Kegiatan Ospek Sarat Kekerasan Telah Mengakar Puluhan Tahun
Laku perundungan menjadi masalah laten dalam kultur ospek di lingkungan kampus, oleh senior kepada junior. Oky (31), masih mengingat pengalaman ospek 13 tahun lalu, di salah satu kampus swasta di Jakarta Selatan. Kepada Tirto, dia bercerita mulanya mendaftar latihan dasar kepemimpinan yang dibikin senat fakultas untuk mahasiswa baru.
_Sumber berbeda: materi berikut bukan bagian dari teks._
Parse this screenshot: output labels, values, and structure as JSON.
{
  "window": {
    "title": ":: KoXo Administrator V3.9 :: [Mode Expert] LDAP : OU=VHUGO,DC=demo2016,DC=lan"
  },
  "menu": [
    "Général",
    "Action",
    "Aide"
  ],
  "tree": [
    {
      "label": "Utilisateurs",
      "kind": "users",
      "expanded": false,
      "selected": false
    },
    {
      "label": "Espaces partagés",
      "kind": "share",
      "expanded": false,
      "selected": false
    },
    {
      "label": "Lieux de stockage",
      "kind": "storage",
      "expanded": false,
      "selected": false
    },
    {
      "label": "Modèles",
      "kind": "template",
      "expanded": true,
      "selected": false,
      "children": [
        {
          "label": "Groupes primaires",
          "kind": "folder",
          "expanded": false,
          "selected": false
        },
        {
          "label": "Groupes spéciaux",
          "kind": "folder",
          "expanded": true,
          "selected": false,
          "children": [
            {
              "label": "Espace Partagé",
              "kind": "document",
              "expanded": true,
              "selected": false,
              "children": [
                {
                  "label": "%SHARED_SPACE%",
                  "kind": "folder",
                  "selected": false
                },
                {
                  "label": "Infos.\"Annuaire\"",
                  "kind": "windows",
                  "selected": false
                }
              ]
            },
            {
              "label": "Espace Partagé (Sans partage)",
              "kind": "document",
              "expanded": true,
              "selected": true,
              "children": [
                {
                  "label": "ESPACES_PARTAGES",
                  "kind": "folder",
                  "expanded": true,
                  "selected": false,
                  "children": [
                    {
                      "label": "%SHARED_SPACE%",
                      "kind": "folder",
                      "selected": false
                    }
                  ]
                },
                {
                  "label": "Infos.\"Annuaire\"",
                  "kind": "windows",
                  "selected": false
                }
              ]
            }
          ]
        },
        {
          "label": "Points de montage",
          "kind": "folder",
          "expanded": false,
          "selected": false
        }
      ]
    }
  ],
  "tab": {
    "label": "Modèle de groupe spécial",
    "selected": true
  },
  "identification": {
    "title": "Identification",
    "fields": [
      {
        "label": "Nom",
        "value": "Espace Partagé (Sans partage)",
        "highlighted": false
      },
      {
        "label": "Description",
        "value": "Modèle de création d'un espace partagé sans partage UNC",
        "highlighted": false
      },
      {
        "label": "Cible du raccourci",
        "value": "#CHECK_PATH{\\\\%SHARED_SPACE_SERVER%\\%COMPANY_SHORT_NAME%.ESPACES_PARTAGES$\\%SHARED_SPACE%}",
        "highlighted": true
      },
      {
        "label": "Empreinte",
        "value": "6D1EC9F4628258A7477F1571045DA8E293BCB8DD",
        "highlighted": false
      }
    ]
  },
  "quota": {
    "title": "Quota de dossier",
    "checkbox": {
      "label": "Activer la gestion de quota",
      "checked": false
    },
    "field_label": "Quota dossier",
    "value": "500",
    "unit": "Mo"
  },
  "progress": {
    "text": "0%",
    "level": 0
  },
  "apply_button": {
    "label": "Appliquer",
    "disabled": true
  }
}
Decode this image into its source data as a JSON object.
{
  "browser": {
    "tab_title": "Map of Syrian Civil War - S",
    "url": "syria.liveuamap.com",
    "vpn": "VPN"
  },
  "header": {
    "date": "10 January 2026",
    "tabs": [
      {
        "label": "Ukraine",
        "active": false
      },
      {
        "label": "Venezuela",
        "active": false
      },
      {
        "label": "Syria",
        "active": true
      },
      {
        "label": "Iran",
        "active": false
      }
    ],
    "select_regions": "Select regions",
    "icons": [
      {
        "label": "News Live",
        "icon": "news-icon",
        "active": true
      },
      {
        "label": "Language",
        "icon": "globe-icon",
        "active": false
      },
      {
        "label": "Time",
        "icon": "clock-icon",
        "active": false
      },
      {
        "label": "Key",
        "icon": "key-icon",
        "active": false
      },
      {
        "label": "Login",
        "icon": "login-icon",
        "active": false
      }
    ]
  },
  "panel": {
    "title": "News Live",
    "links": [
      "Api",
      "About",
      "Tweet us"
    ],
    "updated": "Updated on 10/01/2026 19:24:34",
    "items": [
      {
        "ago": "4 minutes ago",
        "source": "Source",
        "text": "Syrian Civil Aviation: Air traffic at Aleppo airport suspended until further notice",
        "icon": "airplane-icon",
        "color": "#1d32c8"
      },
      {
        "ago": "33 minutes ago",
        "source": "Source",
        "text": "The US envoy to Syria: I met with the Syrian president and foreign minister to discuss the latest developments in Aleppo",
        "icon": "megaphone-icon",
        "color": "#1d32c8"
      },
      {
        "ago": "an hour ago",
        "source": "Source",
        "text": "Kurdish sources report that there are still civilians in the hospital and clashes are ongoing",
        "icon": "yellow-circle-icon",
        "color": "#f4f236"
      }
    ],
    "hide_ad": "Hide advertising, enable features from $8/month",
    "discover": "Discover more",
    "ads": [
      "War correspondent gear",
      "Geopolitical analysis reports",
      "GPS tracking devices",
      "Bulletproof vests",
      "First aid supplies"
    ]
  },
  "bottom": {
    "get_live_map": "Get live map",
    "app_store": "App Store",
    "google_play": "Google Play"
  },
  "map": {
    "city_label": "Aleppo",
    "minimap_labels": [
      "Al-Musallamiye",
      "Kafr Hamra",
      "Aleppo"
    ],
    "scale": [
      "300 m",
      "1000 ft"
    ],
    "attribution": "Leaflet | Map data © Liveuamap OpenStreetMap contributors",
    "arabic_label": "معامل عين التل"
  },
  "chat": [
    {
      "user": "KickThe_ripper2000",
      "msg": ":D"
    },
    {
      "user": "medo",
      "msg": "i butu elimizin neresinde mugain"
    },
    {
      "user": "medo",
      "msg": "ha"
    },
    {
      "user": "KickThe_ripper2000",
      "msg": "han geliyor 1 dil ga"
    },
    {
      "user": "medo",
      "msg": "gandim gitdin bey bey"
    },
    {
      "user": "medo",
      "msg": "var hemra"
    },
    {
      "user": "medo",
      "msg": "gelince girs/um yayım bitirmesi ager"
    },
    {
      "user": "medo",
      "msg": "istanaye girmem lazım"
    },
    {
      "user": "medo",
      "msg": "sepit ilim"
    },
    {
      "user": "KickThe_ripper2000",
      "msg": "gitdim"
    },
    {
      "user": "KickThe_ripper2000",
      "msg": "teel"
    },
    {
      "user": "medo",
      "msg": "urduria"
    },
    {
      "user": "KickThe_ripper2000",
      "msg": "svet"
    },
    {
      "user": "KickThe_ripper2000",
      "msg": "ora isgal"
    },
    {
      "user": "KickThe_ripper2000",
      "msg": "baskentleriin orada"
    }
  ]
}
Dari kampus, dia dan kawan seangkatan menaiki truk milik TNI menuju tempat latihan, yang berlokasi di kawasan Cikoneng Kabupaten Bogor. “Awal sampai sana masih fine-fine aja,” cerita dia, Kamis (25/9).
Sesaat setelah sampai, para peserta dikumpulkan di dalam tenda untuk sesi materi soal manajemen aksi. Seturut itu, materi soal gerakan dan dasar kepemimpinan dipaparkan para senior fakultas.
Masuk petang, Oky mulai merasa ada yang aneh karena senior meminta mahasiswa baru keluar tenda. Oky tak menuruti karena situasi saat itu hujan. Dalih senior, kata Oky, untuk menguji kebersamaan seangkatan.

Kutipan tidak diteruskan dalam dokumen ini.